Da Eun Lee

Danika Lee

2020 Amazing Kids - Sherwood Gazette
Age: 18
School: Oregon Connections Academy
Hometown: Sherwood, Or
Why she is Amazing: Lee is a decorated figure skater and a regular at the local ice arena. She mentors young skaters and enjoys being a role model.



You might think this 18-year-old figure skater, who has spent several years and an unimaginable number of hours honing her skills at the Sherwood Ice Arena, would shoot for stardom in the Winter Olympics. 

But Da Eun Lee is going to transition to the classroom as she heads from the Portland area, where she lives, to the University of Washington. 

Danika, as she likes to be called, has been a fixture at the Sherwood ice skating facility. She not only entertains those around her, she likes to coach and encourage skaters. Danika was born in South Korea and moved to Minnesota when she was 3 years old. “From Minnesota, I moved to Oregon when I was around 8,” she says. “That’s when I started skating.” 

Her desire to take up the skates was quite sudden. 

“As soon as I saw this TV show or documentary about Yuna Kim (representing South Korea), the Olympic skater, it immediately made me want to skate,” Danika says. “From the start, I wanted to pursue the sport.” 

Danika received plenty of support from her family, according to Mari Malama, her coach. 

“I always really, really enjoyed working with her family,” Malama says. “Her family never put pressure on her to perform. They were always very, very supportive of her and me.” 

With support from her family and those around her, it’s not hard for Danika to express her feelings on the ice. 

“One of the unique things about her is she is creative and very expressive,” Malama says. “She’s a very emotional type of person. But she’s very good at expressing herself on the ice — she’s not afraid of looking like a fool or putting herself out there.

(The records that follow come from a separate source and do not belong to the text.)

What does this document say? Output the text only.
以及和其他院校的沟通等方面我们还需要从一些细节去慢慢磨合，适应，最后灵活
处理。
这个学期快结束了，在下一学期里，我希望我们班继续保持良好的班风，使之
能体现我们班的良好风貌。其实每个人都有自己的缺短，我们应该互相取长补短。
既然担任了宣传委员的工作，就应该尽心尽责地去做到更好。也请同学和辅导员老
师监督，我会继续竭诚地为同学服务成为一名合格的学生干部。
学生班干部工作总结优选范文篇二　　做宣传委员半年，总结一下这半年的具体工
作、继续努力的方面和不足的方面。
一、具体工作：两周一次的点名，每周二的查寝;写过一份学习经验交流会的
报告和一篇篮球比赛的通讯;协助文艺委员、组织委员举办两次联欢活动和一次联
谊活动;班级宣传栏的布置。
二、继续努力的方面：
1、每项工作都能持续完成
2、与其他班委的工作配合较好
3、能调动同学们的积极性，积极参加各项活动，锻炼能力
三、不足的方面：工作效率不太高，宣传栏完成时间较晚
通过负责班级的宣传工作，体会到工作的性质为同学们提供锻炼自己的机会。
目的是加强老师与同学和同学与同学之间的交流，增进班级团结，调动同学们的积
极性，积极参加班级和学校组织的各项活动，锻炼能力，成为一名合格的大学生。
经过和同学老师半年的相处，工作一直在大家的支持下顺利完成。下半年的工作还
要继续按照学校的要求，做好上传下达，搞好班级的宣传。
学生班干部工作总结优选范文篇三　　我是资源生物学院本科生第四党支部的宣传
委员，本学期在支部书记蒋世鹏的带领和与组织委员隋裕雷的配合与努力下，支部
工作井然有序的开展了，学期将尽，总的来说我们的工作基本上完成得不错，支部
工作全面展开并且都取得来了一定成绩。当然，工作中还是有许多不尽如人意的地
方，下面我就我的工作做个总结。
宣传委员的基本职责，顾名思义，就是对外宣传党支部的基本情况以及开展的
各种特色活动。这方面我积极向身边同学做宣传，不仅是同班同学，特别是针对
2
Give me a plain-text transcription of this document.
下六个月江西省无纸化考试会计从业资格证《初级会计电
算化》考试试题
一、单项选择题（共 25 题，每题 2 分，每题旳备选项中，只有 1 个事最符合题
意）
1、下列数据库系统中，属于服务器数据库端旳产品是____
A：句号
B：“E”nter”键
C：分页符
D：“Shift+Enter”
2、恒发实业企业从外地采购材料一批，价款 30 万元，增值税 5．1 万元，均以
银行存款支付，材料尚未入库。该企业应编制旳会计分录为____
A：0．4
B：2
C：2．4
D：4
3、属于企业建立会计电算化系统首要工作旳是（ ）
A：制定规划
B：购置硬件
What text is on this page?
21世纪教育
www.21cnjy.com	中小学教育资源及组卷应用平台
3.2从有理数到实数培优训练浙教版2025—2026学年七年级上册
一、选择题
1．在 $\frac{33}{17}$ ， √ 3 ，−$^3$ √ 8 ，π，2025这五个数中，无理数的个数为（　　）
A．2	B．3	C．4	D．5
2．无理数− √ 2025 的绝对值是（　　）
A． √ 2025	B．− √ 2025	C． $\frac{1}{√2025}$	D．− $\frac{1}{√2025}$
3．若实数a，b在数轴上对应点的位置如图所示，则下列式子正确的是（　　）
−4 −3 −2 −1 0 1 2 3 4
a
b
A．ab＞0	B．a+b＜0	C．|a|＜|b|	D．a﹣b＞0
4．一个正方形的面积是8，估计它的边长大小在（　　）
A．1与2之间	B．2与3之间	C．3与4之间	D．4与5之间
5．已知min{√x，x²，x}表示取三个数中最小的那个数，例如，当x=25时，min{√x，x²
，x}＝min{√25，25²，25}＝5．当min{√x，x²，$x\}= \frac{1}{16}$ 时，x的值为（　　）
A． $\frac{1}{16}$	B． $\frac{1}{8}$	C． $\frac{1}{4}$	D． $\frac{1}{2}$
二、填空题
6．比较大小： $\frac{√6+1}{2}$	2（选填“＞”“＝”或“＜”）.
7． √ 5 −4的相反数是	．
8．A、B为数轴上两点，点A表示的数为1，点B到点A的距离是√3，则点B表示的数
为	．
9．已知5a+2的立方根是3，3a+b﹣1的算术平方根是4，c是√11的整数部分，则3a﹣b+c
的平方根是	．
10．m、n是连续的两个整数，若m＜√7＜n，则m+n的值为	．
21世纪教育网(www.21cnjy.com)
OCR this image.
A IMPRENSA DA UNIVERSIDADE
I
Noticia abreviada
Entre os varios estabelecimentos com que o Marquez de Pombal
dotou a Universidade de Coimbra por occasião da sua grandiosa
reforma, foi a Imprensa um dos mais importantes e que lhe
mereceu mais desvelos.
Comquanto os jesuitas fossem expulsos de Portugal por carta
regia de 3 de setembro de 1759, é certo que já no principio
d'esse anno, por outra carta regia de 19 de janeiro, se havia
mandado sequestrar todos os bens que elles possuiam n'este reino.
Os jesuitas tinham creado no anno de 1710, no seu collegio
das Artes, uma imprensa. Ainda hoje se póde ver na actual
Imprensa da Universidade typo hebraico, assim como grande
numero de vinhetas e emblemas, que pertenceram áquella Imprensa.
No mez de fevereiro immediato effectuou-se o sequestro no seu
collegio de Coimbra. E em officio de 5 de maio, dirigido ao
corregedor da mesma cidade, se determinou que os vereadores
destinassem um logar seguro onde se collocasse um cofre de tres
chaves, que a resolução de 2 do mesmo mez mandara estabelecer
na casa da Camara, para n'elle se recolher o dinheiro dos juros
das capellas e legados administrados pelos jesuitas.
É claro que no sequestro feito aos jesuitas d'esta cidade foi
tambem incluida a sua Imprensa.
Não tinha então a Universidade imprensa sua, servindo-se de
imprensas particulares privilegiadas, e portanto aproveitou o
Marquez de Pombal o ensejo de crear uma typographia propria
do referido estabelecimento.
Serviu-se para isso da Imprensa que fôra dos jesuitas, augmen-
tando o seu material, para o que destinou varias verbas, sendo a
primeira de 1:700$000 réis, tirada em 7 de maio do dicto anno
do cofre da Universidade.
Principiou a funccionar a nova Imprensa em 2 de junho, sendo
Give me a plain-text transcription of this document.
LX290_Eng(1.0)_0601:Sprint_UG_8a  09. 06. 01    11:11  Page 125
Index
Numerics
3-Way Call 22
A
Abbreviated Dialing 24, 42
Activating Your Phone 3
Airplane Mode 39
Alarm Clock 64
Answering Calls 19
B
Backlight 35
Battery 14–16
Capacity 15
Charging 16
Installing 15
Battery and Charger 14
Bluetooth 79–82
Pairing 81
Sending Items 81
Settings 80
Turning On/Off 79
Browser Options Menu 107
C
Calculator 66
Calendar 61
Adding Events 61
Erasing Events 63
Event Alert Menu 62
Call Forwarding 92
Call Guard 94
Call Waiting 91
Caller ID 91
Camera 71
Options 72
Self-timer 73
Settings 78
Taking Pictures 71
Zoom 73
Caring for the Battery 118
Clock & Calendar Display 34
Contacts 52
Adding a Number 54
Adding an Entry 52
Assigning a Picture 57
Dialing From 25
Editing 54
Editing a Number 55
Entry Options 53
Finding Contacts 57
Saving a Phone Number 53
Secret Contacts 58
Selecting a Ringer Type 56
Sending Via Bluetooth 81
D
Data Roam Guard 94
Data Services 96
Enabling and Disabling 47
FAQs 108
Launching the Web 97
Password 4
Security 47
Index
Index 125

She’s very genuine.” 

Danika admits performing in the Olympics was an attractive goal. 

“If I were to think of where I wanted to take it (her goal), it would definitely be the Olympics, that’s what I always had in mind,” she says.

But as she considered her age and thoughts about college, Danika realized she may have to let go of that dream. 

“Now that I’m going off to college, that’s not really technically going to stop me from keeping my eye on the Olympics, because even though I might not be the skater out there, I could someday coach someone,” she says. 

If you’re wondering how Danika could fit schooling into her several years of practice at Sherwood Ice Arena, she found a solution: Oregon Connections Academy. The academy is a tuition-free online public charter school that serves Oregon students grades K-12. 

“Oregon Connections Academy allows me to take AP classes, take dual credit classes, and still get a good education — enough to apply to the colleges that I wanted,” Danika says. 

“I think that was a very good opportunity for me,” she adds. “Being able to schedule my own day and having that flexibility was really great for me, especially because I traveled so much (to compete).” 

“She has trained all over the United States,” Malama says. “She’s been to the Olympic training center in Colorado Springs, trained in Los Angeles with top athletes from all over the world. She’s had a ton of opportunities to work with world and Olympic coaches and skate alongside their skaters, even from other countries, the best in the world, so I think she has a lot to offer. She definitely has a very big bank of knowledge.” 

Malama said Danika enjoys helping younger skaters on the team learn the sport. “We have younger kids who are 6 years old, some who are even younger,” Malama says. “The ages are all spread out, so our younger kids are always looking up to somebody else on the team, and she’s part of our second generation of pioneers. The younger ones definitely see her as a role model.” 

She adds, “In the future, I don’t have any doubt that she’s going to teach in some capacity, in some form or another. … She has great potential as a choreographer, and I’ve already asked her to come back and work with our team once she’s done with school.”